Asked a follow up about concerns the repository would hurt tourism, Trump again sidestepped.
“No. 1 is safety and it is a little too close to major population, so I will take a look at it and I will have an opinion,” the Republican presidential nominee said.
Nevada Sen. Harry Reid, the retiring Senate minority leader who has fought Yucca his entire Senate career — and whose political machine will be critical in deciding next month’s winner here — jumped on Trump’s lack of a direct answer.
“Trump told us we pronounce our state wrong; then he refused to take stance on Yucca,” Reid tweeted.
“It’s pronounced Nev-AD-a and Yucca Mountain is dead.”
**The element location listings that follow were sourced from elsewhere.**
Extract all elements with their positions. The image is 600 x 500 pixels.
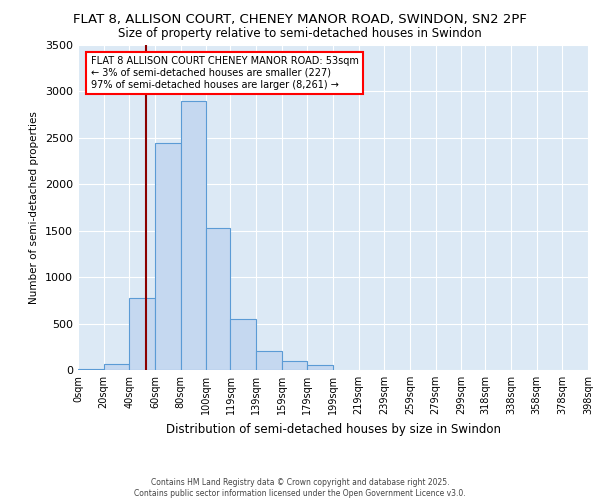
Bar: [129, 298, 155, 370]
Text: FLAT 8, ALLISON COURT, CHENEY MANOR ROAD, SWINDON, SN2 2PF: FLAT 8, ALLISON COURT, CHENEY MANOR ROAD…: [73, 12, 527, 26]
Bar: [230, 319, 256, 370]
Bar: [104, 364, 129, 370]
Text: FLAT 8 ALLISON COURT CHENEY MANOR ROAD: 53sqm
← 3% of semi-detached houses are s: FLAT 8 ALLISON COURT CHENEY MANOR ROAD: …: [91, 56, 359, 90]
Bar: [155, 142, 181, 370]
Bar: [256, 352, 282, 370]
Bar: [181, 100, 206, 370]
Bar: [307, 366, 333, 370]
Bar: [282, 360, 307, 370]
Bar: [78, 369, 104, 370]
X-axis label: Distribution of semi-detached houses by size in Swindon: Distribution of semi-detached houses by …: [166, 422, 500, 436]
Text: Size of property relative to semi-detached houses in Swindon: Size of property relative to semi-detach…: [118, 28, 482, 40]
Bar: [206, 228, 230, 370]
Y-axis label: Number of semi-detached properties: Number of semi-detached properties: [29, 111, 40, 304]
Text: Contains HM Land Registry data © Crown copyright and database right 2025.
Contai: Contains HM Land Registry data © Crown c…: [134, 478, 466, 498]
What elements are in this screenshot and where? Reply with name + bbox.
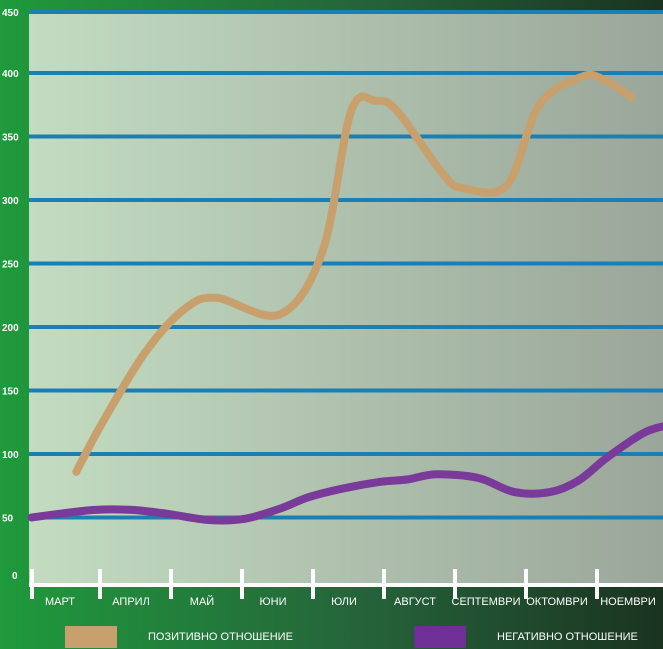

Yucca Mountain was intended to be the long-term solution for storing commercial nuclear waste currently being stored at sites throughout the country. Beginning with studies in the 1980s and what was known as the “Screw Nevada” bill that cemented Yucca as the only site to be considered, the plan has been fought in Congress, courts and administrative agencies.
The Obama administration — and Reid — have stopped any progress, but given that there is still no solution to the nuclear waste issue, there is no guarantee a Yucca closure will be permanent.
Democratic nominee Hillary Clinton in January told the Las Vegas Sun that “Yucca should be off the table.”
She added a call for “a continuing science-based effort to try to figure out what to do about nuclear waste.”